Die genetischen Eigenschaften der äußerst diversen Tumoren im Kopf- und Halsbereich sind bisher wenig untersucht. Auch geeignete Parameter zur Risikoeinschätzung innerhalb der Gruppe der Hochrisikopatientinnen und -patienten fehlten bislang. Vor diesem Hintergrund ist die aktuelle Studie zu sehen, die ein Forschungsteam um Lukas Kenner vom Klinischen Institut für Pathologie der MedUni Wien und Alexander Haug von der Universitätsklinik für Radiologie und Nuklearmedizin der MedUni Wien in Kooperation mit dem Christian Doppler Labor für Metabolomik und dessen Unternehmenspartner Siemens Healthineers durchgeführt hat. Dabei analysierten die Wissenschafter/-innen mittels DNA-Sequenzierung von 127 Gewebeproben erkrankter Patientinnen und Patienten sowie der Positronen-Emissions-Tomografie (PET) als bildgebendem Verfahren die zellulären Merkmale der Tumoren mittels Methoden der künstlichen Intelligenz (KI). Ziel der retrospektiven Studie war es, durch eine Zusammenführung der Daten von Gen-Analyse und Bildgebung spezifische Zahlen zu berechnen, die als Marker für die Risikoeinschätzung bei Patientinnen und Patienten eingesetzt werden können.
Gestörte genetische Netzwerke identifiziert
Zunächst erfolgte eine Sequenzierung der DNA aus den Gewebeschnitten sowie eine Auswertung der dreidimensionalen PET-Bilder von Patientinnen und Patienten, wobei spezifische Bildmuster extrahiert wurden. Durch die Zusammenführung des Datenmaterials auf Basis maschinellen Lernens gelang es dem Forschungsteam, in den Tumoren unterschiedlich gestörte genetische Netzwerke zu identifizieren, die eine zelluläre Seneszenz auslösen. Das bedeutet, dass sich Zellen nicht teilen und keine Entzündungsbotenstoffe ausschütten, aber nicht sterben. Problematisch dabei ist, dass solche Zellen Moleküle in benachbarte Gewebe ausschütten können, die zur Förderung der Tumorentwicklung beitragen.

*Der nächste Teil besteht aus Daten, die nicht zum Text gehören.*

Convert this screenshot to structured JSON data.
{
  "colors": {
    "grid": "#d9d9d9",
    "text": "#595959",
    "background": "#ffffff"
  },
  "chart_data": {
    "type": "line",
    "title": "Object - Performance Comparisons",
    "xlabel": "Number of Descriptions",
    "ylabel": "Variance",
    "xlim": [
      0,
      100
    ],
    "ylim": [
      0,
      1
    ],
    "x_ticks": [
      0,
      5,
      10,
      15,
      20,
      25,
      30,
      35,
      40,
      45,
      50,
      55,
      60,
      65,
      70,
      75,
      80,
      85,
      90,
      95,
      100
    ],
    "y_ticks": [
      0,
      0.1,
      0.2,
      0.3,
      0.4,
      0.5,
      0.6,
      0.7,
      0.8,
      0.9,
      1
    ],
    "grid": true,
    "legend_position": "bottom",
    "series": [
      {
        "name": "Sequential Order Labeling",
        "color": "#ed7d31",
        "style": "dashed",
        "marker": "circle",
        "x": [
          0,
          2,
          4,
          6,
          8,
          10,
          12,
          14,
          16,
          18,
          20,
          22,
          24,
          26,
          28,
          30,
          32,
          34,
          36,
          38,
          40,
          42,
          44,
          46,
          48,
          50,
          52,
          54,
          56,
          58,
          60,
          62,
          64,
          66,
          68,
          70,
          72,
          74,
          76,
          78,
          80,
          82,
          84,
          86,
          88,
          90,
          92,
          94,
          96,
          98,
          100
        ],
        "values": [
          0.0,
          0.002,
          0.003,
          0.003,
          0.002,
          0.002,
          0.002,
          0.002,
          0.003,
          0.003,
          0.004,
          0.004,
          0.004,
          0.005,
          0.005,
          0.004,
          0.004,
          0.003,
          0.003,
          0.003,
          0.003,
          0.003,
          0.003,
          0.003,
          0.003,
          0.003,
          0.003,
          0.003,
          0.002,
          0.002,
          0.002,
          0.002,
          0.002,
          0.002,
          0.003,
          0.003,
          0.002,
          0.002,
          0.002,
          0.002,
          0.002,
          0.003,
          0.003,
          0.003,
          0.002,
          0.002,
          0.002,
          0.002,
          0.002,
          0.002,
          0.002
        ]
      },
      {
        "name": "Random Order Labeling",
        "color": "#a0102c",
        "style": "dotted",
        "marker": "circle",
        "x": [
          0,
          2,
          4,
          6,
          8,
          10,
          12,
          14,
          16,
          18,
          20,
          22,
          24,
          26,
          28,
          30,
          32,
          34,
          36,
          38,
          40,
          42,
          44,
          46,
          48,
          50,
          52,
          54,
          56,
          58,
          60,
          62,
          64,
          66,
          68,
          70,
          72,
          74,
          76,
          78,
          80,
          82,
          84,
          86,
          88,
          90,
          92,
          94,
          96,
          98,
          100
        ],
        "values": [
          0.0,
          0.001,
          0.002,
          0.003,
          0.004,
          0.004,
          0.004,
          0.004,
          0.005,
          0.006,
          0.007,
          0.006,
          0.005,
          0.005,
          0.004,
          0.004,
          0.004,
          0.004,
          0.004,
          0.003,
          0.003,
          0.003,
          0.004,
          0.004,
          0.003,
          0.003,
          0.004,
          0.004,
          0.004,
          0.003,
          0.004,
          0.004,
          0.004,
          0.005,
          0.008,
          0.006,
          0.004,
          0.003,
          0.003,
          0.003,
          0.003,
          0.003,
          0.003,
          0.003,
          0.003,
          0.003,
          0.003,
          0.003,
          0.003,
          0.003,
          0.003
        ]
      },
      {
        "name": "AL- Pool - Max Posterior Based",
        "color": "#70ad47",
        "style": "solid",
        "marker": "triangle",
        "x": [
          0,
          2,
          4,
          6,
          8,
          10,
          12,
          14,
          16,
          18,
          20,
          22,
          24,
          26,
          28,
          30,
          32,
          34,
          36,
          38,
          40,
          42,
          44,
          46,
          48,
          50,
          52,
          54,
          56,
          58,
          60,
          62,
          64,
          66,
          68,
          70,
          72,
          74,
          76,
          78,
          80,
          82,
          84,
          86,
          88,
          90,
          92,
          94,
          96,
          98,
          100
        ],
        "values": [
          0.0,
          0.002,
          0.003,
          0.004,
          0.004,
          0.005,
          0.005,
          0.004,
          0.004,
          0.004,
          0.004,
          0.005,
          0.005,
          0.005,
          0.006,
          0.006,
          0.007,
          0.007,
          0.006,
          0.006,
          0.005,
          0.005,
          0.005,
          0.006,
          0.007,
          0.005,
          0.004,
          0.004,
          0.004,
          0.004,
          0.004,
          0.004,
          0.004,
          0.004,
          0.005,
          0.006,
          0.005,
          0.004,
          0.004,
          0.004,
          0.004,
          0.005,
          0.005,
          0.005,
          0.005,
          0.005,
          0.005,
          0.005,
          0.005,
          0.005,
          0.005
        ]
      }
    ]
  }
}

Rasch gezieltere Therapien entwickeln
Das Ergebnis der Studie zeige, dass die vorgefundene zellulare Seneszenz gemeinsam mit den spezifischen, extrahierten Mustern mit einem hohen Risiko für Kopf-Hals-Krebspatienten verbunden sei, so die Forscher. Resümierend lasse sich feststellen, dass die rechnerisch identifizierten Marker aus genetischen und Bild-basierten Daten die Heterogenität der Tumoren besser abbilden können. So sei es möglich, rasch gezieltere Therapien zu entwickeln und anzuwenden sowie Hochrisikopatienten engmaschiger zu überwachen.
Hintergrund:
Unter dem Begriff Kopf-Hals-Tumoren werden verschiedene Krebsarten zusammengefasst, die in diesem Bereich auftreten. Dazu gehören Karzinome der Mundhöhle, des Rachens, des Kehlkopfes sowie der Nase und Nasennebenhöhlen. Bei den meisten malignen Tumoren handelt es sich um Plattenepithelkarzinome, also Tumoren, die von Oberflächenzellen ausgehen. Seltener sind Adenokarzinome, die dem drüsenartigen Gewebe entstammen und Sarkome aus Weichteilen. Weltweit werden Schätzungen der internationalen Datenbank Global Cancer Studies zufolge mehr als 830.000 Personen jährlich mit Kopfhalskrebs diagnostiziert. In Österreich erkrankten 2019 gemäß Statistik Austria 1.184 Männer und 404 Frauen an Krebs im HNO-Bereich. Risikofaktoren sind Rauchen und Alkoholkonsum, jedoch können auch Viren wie Humane Papillomaviren Krebs verursachen.